2002年5月29日(水)「しんぶん赤旗」
「県民の生活物資の輸送ができなくなるのでは、と心配です」。沖縄県トラック協会の安富俊則専務理事は、政府が今国会で強行成立をもくろむ有事法案にたいし、県内のトラック業界の不安を話します。
有事法案(武力攻撃事態法案)で、予想されるのが、アメリカがアジアなど世界でおこす戦争への協力。日本が攻められてもいないのに戦時体制がしかれ、国、自治体、民間まで罰則つきで「協力」が強要される戦争法案です。
同関連法(自衛隊法)は、自衛隊や米軍物資の輸送は、民間業者が実施するよう「従事命令書」をだして協力を義務付けています。
ここに一つのデータがあります。
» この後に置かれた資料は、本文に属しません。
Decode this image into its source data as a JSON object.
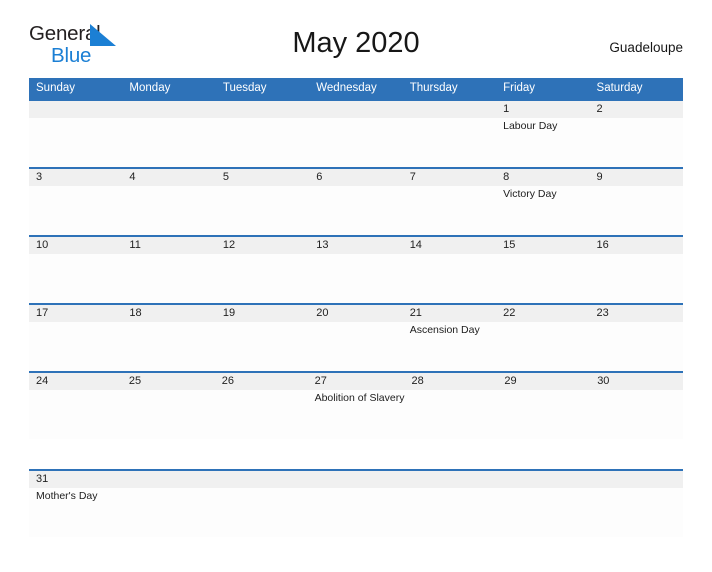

「沖縄の海兵隊キャンプ及び岩国基地で多くの車両を要求」。一九九四年の北朝鮮の「核危機」をめぐってアメリカが軍事制裁を準備した際、日本に千五十九項目を要求したその一部。そこにはトラック・トレーラー千三百七十台とあります。
米軍は沖縄の海兵隊分として、コンテナ輸送・八百六十五台、軍事輸送管理軍・大型トラック九十六台をあげており、これだけでも千台近い要求になります。
沖縄総合事務局陸運事務所によれば、県内の営業用大型トラック・トレーラーは五千四百四十二台。実に米軍はこの二割近くを調達しようというのです。
安富専務理事は、「そんなことになったら沖縄県民の生活物資はどうやって運ぶのか。鉄道のない沖縄にとってトラック輸送はひとときも休めない」と深刻な表情。「有事法案は国民の納得が必要です」とつけくわえました。